5. Ongeloof Tot nu toe hebben we het gehad over geloof en hebben we verschillende noties van geloof onderscheiden. Maar wat is ongeloof? Om te beginnen moet worden geconstateerd dat er een verschil is tussen ‘iets niet geloven’ en ‘geloven dat iets niet zo is’. Er is bijvoorbeeld verschil tussen niet geloven dat tocht verkoudheid veroorzaakt en geloven dat tocht geen verkoudheid veroorzaakt. In het laatste geval is men van mening dat tocht geen verkoudheid veroorzaakt, terwijl men in het eerste geval heel goed geen mening aangaande de relatie tussen tocht en verkoudheid kan hebben. Toegepast op theïstisch geloof kan dit onderscheid als volgt worden duidelijk gemaakt. Stel eens dat Richard argumenten voor en tegen het bestaan van God kent, maar alleen de laatste overtuigend vindt, en dat hij zich niet bewust is van bijzondere religieuze ervaringen. Boris daarentegen is geboren en getogen achter het ijzeren gordijn gedurende de politieke hoogtijdagen van het communisme. Hij is verstoken van literatuur waarin over God wordt gesproken en kent zelfs het woord ‘God’ niet (noch het equivalent van dit woord in een andere taal). Boris kent dus geen argumenten voor of tegen het bestaan van God. Laten we ook aannemen dat Boris zich niet bewust is van religieuze ervaringen.

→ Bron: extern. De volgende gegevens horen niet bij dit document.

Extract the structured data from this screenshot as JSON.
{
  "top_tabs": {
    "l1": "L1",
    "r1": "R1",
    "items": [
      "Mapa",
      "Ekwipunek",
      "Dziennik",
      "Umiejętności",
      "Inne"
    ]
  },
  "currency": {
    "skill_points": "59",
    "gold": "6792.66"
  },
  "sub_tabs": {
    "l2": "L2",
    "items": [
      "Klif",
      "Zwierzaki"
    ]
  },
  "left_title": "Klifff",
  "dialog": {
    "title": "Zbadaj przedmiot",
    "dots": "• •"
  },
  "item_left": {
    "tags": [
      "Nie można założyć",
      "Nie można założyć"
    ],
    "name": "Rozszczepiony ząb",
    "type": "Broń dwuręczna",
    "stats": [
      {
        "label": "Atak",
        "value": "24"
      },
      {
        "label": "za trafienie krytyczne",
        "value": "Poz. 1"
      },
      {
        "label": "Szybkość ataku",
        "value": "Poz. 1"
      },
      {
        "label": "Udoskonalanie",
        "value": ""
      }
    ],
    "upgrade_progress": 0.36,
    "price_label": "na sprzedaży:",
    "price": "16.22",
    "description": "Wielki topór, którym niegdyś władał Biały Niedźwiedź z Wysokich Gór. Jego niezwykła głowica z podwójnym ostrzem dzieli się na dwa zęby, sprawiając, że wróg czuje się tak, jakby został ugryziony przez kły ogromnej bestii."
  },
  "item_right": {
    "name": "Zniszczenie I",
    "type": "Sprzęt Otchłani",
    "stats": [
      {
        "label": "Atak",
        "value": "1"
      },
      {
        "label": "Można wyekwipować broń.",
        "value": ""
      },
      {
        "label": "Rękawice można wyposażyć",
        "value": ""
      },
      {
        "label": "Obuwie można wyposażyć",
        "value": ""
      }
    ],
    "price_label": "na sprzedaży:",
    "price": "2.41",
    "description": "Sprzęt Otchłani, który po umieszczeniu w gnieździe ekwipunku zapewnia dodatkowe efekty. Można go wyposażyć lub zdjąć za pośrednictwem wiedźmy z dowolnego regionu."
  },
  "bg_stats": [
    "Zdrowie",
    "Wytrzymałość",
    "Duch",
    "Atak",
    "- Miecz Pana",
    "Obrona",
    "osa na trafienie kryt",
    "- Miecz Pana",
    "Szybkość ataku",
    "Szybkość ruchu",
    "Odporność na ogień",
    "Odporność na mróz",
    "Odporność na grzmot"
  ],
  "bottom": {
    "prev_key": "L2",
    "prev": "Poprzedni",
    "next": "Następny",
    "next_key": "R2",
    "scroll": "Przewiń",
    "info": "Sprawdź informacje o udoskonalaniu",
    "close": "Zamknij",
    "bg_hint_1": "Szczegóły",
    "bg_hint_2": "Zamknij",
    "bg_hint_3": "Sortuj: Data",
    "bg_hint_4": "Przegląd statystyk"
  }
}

Richten we ons tenslotte op Anthony. Hij kent argumenten voor en tegen het bestaan God en is door geen van die argumenten overtuigd. En hij is zich, net als zijn collega’s niet bewust van religieuze ervaringen. Het is duidelijk dat Richard, Boris en Anthony ‘ongelovigen’ zijn, maar tevens dat er belangrijke verschillen tussen hen bestaan. Richard gelooft dat God niet bestaat, maar Boris en Anthony geloven niet dat God bestaat.
158
Maar tussen Boris en Anthony bestaat nog weer een belangrijk verschil. Boris gelooft niet omdat hij nog nooit iets over God heeft gehoord, zoals het iemand kan ontbreken aan geloof in het bestaan van kumquats omdat hij daar nog nooit van heeft gehoord. Maar Anthony gelooft niet, zoals het veel mensen ontbreekt aan geloof in buitenaards leven. We zouden kunnen zeggen dat Boris’ ontbering van geloof onwetende ontbering is, terwijl Anthony’s ontbering wetende ontbering is. Dit gezegd zijnde: wat is nu ongeloof en wat is een ongelovige? Van ongeloof is in ieder geval sprake in elke situatie waarin iemand gelooft dat God niet bestaat. Hier zien we opnieuw dat een ongelovige gelooft1. Maar zijn ook Boris en Anthony ongelovigen? Het dagelijks spraakgebruik staat o.i. toe om dat zo te zeggen. Dat is jammer, want zo blijven de bovengenoemde verschillen onzichtbaar. We kunnen het gevondene als volgt samenvatten: er zijn drie noties van ongeloof/ongelovig en die kunnen als volgt worden weergegeven: S is ongelovig1 met betrekking tot p wanneer S gelooft1 dat niet-p. S is ongelovig2 met betrekking tot p wanneer S niet gelooft1 dat p en S bekend is met p (=wetend ongeloof). S is ongelovig3 met betrekking tot p wanneer S niet gelooft1 dat p en S niet bekend is met p (=onwetend ongeloof).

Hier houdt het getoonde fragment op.